The Nigerian Bureau of Statistics reported a high unemployment rate of 27.1% and underemployment of 28.6% with an aggregate of 55.7% as of the second quarter of last year. Furthermore, with the COVID-19 pandemic currently decimating economies globally, the unemployment picture is only set to worsen – current projections by the International Labour Organisation (ILO) estimate that 1.6 billion jobs may be lost worldwide. This just reaffirms how important it is for us as a nation to solve our TVET challenge – as a TVET graduate has the relevant skills to get into employment immediately or start off on their own.
In February 2020, the National Skills Council (NSC) was inaugurated. The Council is the highest decision-making body on skills development and is made up of all key stakeholders critical to the TVET eco-system in Nigeria. This council is chaired by the Vice-President, Professor Yemi Osinbajo with the Minister of Education, Mallam Adamu Adamu, as the First Deputy Chairman and the Chairman of Dangote Group, Alhaji Aliko Dangote, as the Second Deputy Chairman. One of their key objectives is to come up with clear strategies that will help us bridge our current skills gap in the nation.
So, what next?
We have to re-work our primary and secondary education system to make it practically impossible for any student to come out of our schools without acquiring basic TVET skills. In addition, anybody outside the school system must also have a clear pathway to pick up TVET skills in an easily accessible and affordable manner.

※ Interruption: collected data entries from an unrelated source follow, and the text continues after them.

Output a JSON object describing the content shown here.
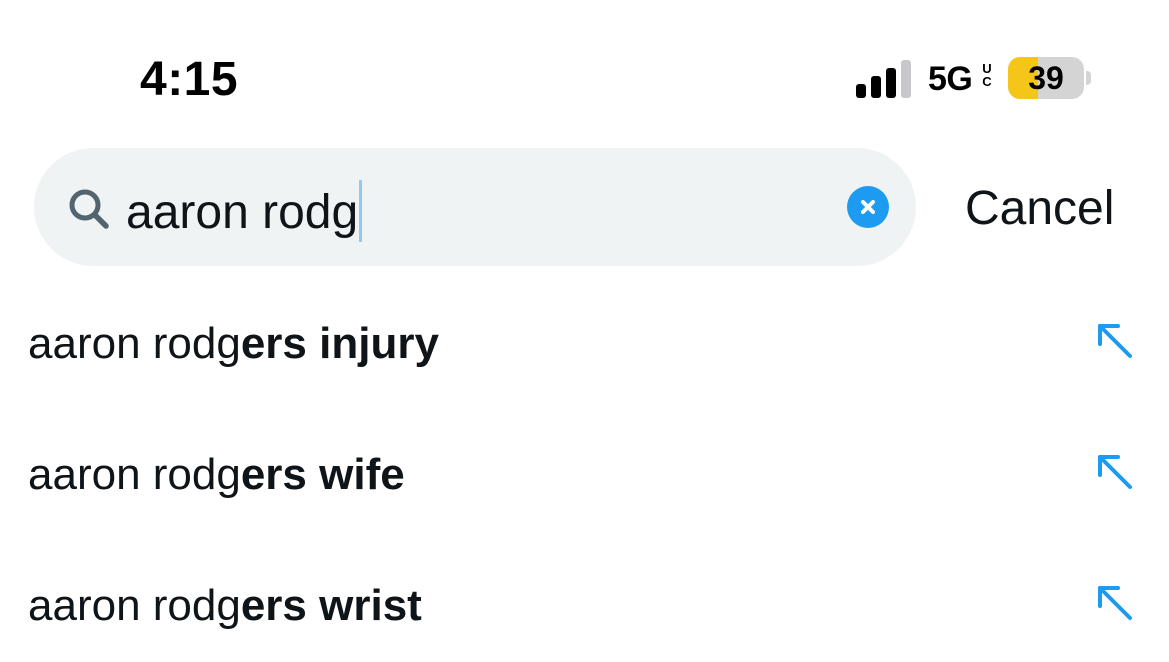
{
  "status_bar": {
    "time": "4:15",
    "network": "5G",
    "network_suffix_top": "U",
    "network_suffix_bottom": "C",
    "battery_level": "39",
    "battery_fraction": 0.39,
    "signal_bars_active": 3,
    "signal_bars_total": 4
  },
  "search": {
    "query": "aaron rodg",
    "search_icon": "search-icon",
    "clear_icon": "clear-x-icon",
    "cancel_label": "Cancel"
  },
  "suggestions": [
    {
      "typed": "aaron rodg",
      "completion": "ers injury",
      "icon": "fill-query-arrow-icon"
    },
    {
      "typed": "aaron rodg",
      "completion": "ers wife",
      "icon": "fill-query-arrow-icon"
    },
    {
      "typed": "aaron rodg",
      "completion": "ers wrist",
      "icon": "fill-query-arrow-icon"
    }
  ],
  "colors": {
    "accent": "#1d9bf0",
    "pill_background": "#eff3f4",
    "text": "#0f1419",
    "battery_fill": "#f5c518",
    "caret": "#8ecaf5"
  }
}
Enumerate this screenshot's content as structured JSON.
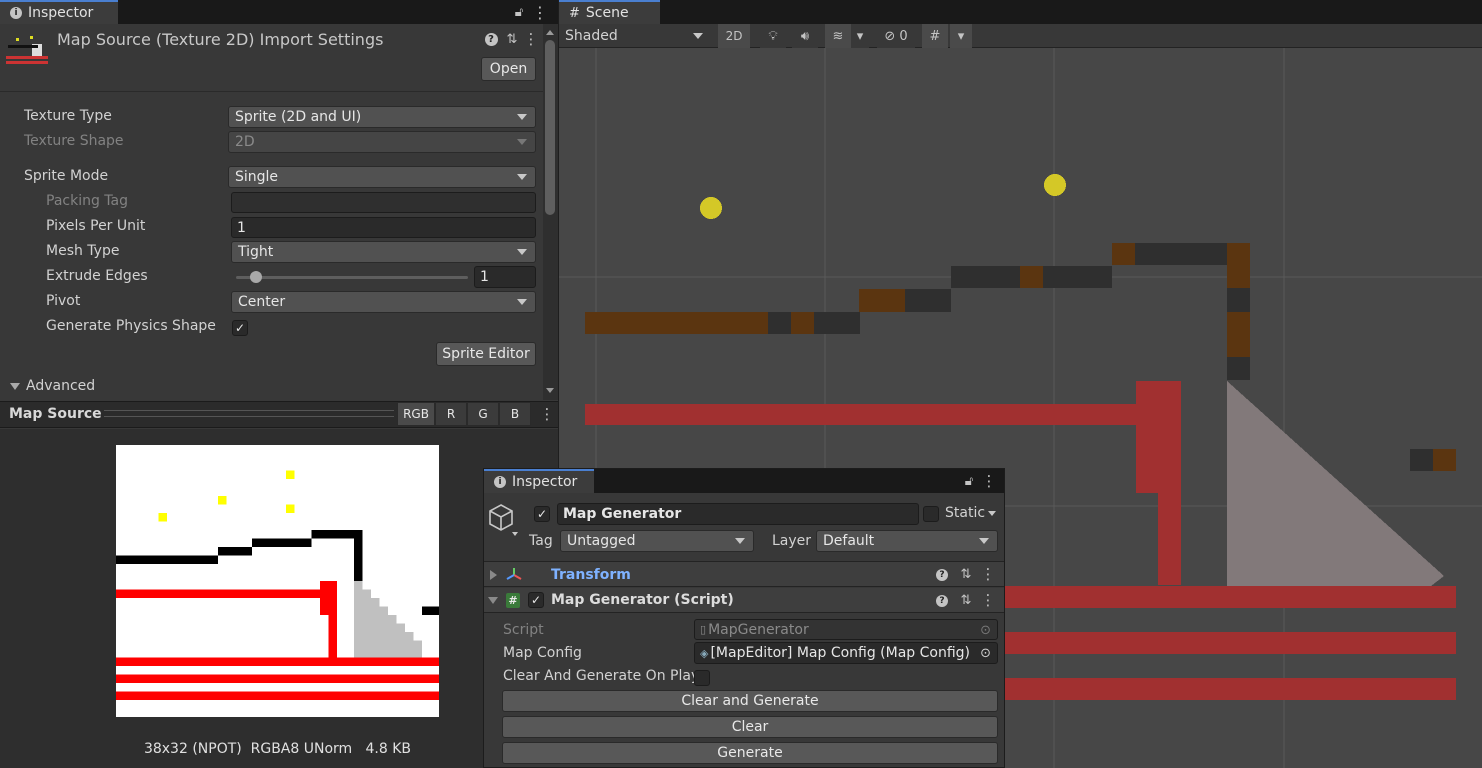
{
  "inspector_left": {
    "tab_label": "Inspector",
    "title": "Map Source (Texture 2D) Import Settings",
    "open_label": "Open",
    "fields": {
      "texture_type": {
        "label": "Texture Type",
        "value": "Sprite (2D and UI)"
      },
      "texture_shape": {
        "label": "Texture Shape",
        "value": "2D"
      },
      "sprite_mode": {
        "label": "Sprite Mode",
        "value": "Single"
      },
      "packing_tag": {
        "label": "Packing Tag",
        "value": ""
      },
      "pixels_per_unit": {
        "label": "Pixels Per Unit",
        "value": "1"
      },
      "mesh_type": {
        "label": "Mesh Type",
        "value": "Tight"
      },
      "extrude_edges": {
        "label": "Extrude Edges",
        "value": "1",
        "fraction": 0.05
      },
      "pivot": {
        "label": "Pivot",
        "value": "Center"
      },
      "generate_physics_shape": {
        "label": "Generate Physics Shape",
        "checked": true
      }
    },
    "sprite_editor_label": "Sprite Editor",
    "advanced_label": "Advanced"
  },
  "preview": {
    "title": "Map Source",
    "channels": [
      "RGB",
      "R",
      "G",
      "B"
    ],
    "info": "38x32 (NPOT)  RGBA8 UNorm   4.8 KB"
  },
  "scene": {
    "tab_label": "Scene",
    "shading_mode": "Shaded",
    "mode_2d_label": "2D",
    "hidden_count": "0"
  },
  "inspector_float": {
    "tab_label": "Inspector",
    "object_name": "Map Generator",
    "active": true,
    "static_label": "Static",
    "tag_label": "Tag",
    "tag_value": "Untagged",
    "layer_label": "Layer",
    "layer_value": "Default",
    "transform_label": "Transform",
    "component_label": "Map Generator (Script)",
    "component_enabled": true,
    "script_label": "Script",
    "script_value": "MapGenerator",
    "map_config_label": "Map Config",
    "map_config_value": "[MapEditor] Map Config (Map Config)",
    "clear_on_play_label": "Clear And Generate On Play",
    "clear_on_play_checked": false,
    "clear_generate_label": "Clear and Generate",
    "clear_label": "Clear",
    "generate_label": "Generate"
  },
  "colors": {
    "panel_bg": "#383838",
    "scene_bg": "#474747",
    "red": "#a13030",
    "brown": "#5b3510",
    "dark_tile": "#2f2f2f",
    "yellow": "#d4c827",
    "light_link": "#7fb2ff"
  }
}
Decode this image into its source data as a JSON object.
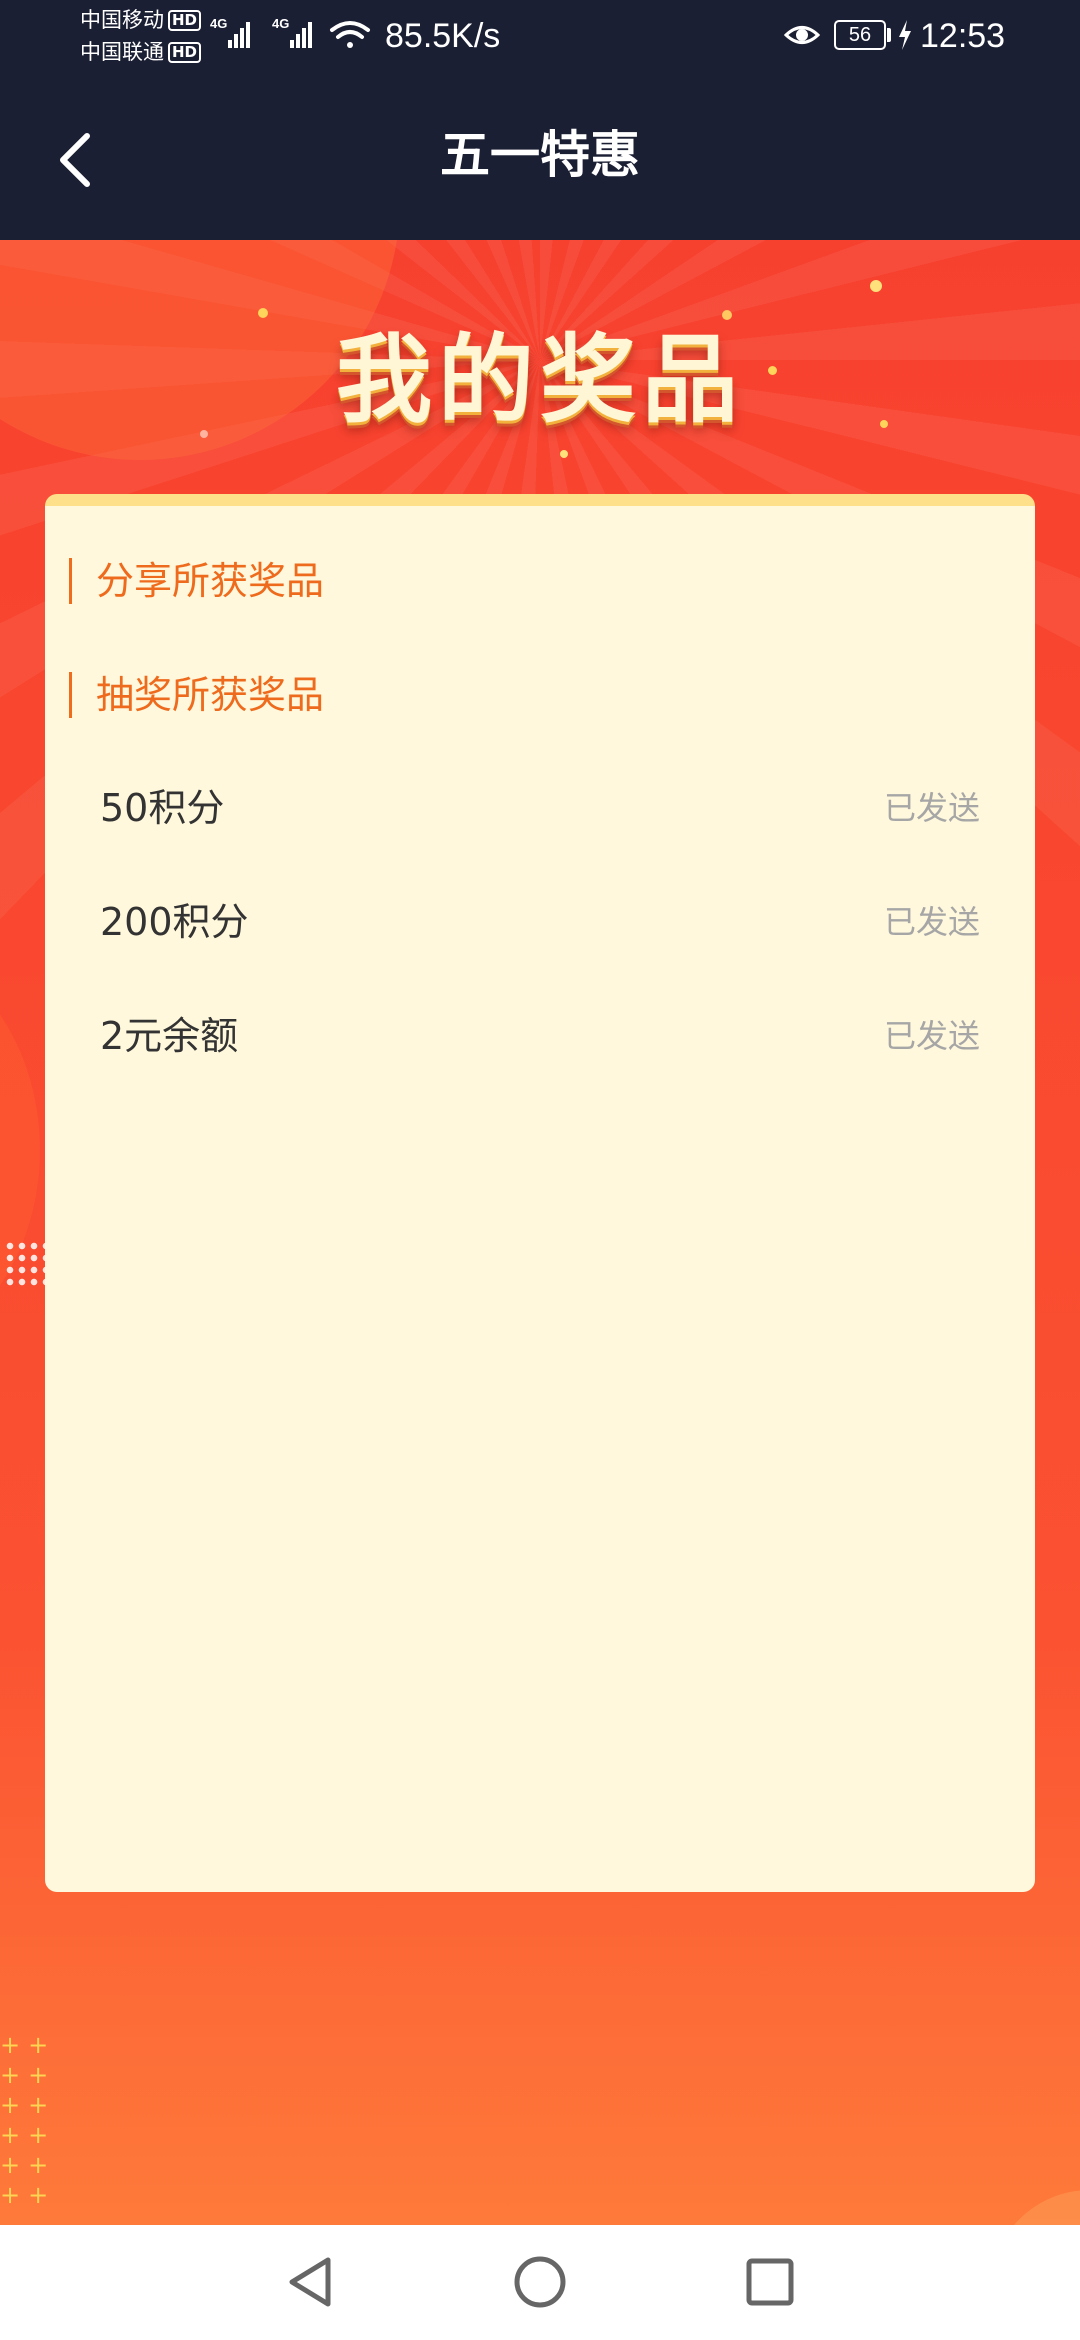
{
  "status_bar": {
    "carrier_1": "中国移动",
    "carrier_2": "中国联通",
    "hd_badge": "HD",
    "network_type": "4G",
    "net_speed": "85.5K/s",
    "battery_level": "56",
    "time": "12:53"
  },
  "app_bar": {
    "title": "五一特惠",
    "back_icon": "chevron-left-icon"
  },
  "banner": {
    "heading": "我的奖品"
  },
  "card": {
    "sections": [
      {
        "title": "分享所获奖品"
      },
      {
        "title": "抽奖所获奖品"
      }
    ],
    "prizes": [
      {
        "name": "50积分",
        "status": "已发送"
      },
      {
        "name": "200积分",
        "status": "已发送"
      },
      {
        "name": "2元余额",
        "status": "已发送"
      }
    ]
  },
  "nav_bar": {
    "back": "triangle-back-icon",
    "home": "circle-home-icon",
    "recents": "square-recents-icon"
  },
  "colors": {
    "header_bg": "#1b1f33",
    "accent_orange": "#ee6b1e",
    "card_bg": "#fff8dc",
    "status_gray": "#a6a6a6"
  }
}
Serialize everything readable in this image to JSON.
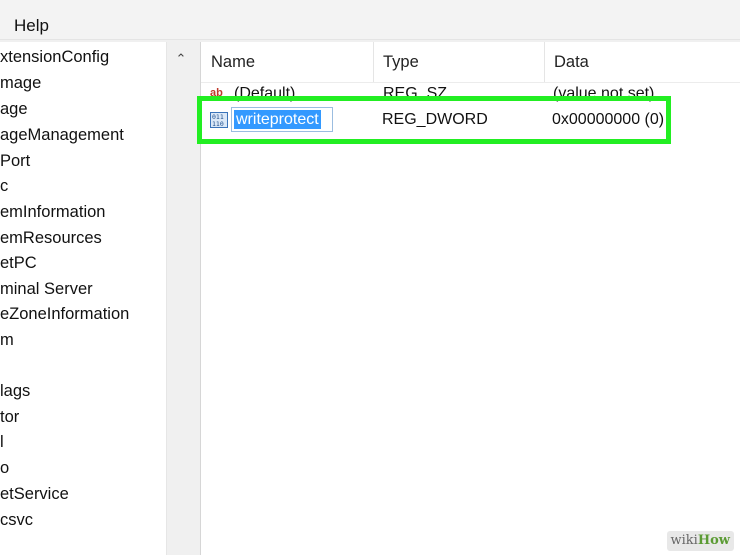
{
  "menubar": {
    "help_label": "Help"
  },
  "tree": {
    "items": [
      "xtensionConfig",
      "mage",
      "age",
      "ageManagement",
      "Port",
      "c",
      "emInformation",
      "emResources",
      "etPC",
      "minal Server",
      "eZoneInformation",
      "m",
      "",
      "lags",
      "tor",
      "l",
      "o",
      "etService",
      "csvc"
    ]
  },
  "list": {
    "columns": {
      "name": "Name",
      "type": "Type",
      "data": "Data"
    },
    "rows": [
      {
        "icon": "string-value-icon",
        "name": "(Default)",
        "type": "REG_SZ",
        "data": "(value not set)"
      },
      {
        "icon": "binary-value-icon",
        "name": "writeprotect",
        "type": "REG_DWORD",
        "data": "0x00000000 (0)",
        "editing": true
      }
    ]
  },
  "highlight_color": "#22ee22",
  "selection_color": "#3399ff",
  "watermark": {
    "part1": "wiki",
    "part2": "How"
  }
}
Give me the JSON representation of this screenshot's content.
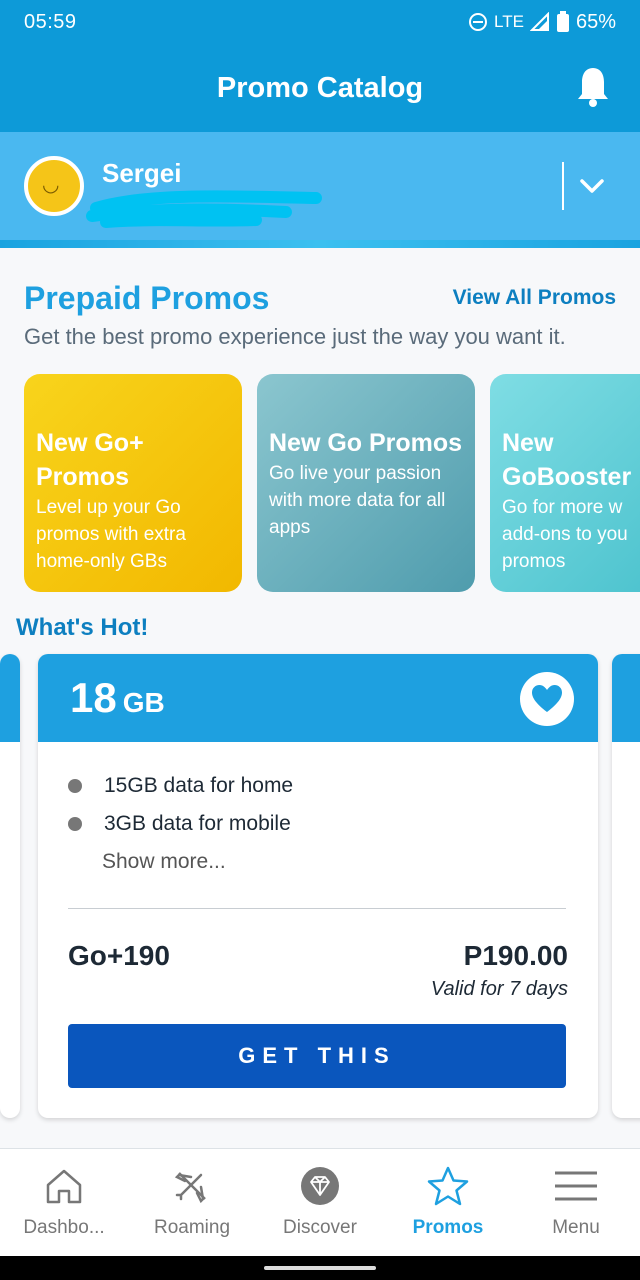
{
  "status_bar": {
    "time": "05:59",
    "network": "LTE",
    "battery": "65%"
  },
  "app_bar": {
    "title": "Promo Catalog"
  },
  "account": {
    "name": "Sergei"
  },
  "prepaid": {
    "title": "Prepaid Promos",
    "view_all": "View All Promos",
    "subtitle": "Get the best promo experience just the way you want it.",
    "cards": [
      {
        "title": "New Go+ Promos",
        "desc": "Level up your Go promos with extra home-only GBs",
        "color": "#f5c518"
      },
      {
        "title": "New Go Promos",
        "desc": "Go live your passion with more data for all apps",
        "color": "#6fb6c4"
      },
      {
        "title": "New GoBooster",
        "desc": "Go for more w add-ons to you promos",
        "color": "#64cfd8"
      }
    ]
  },
  "hot": {
    "title": "What's Hot!",
    "offer": {
      "size": "18",
      "unit": "GB",
      "features": [
        "15GB data for home",
        "3GB data for mobile"
      ],
      "show_more": "Show more...",
      "name": "Go+190",
      "price": "P190.00",
      "validity": "Valid for 7 days",
      "cta": "GET THIS"
    }
  },
  "nav": [
    {
      "label": "Dashbo...",
      "icon": "home-icon"
    },
    {
      "label": "Roaming",
      "icon": "plane-icon"
    },
    {
      "label": "Discover",
      "icon": "diamond-icon"
    },
    {
      "label": "Promos",
      "icon": "star-icon",
      "active": true
    },
    {
      "label": "Menu",
      "icon": "hamburger-icon"
    }
  ]
}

To do this, do we go on a building spree of vocation centres at the Federal and State levels?
This would definitely be unsustainable, as we don’t have the resources and such an intervention would be susceptible to corruption. In my opinion, the most feasible way of providing TVET infrastructure nation-wide would be to create an economy around a TVET model that would incentivise the private sector to be involved in the provision, training, delivery and management of TVET facilities across the country.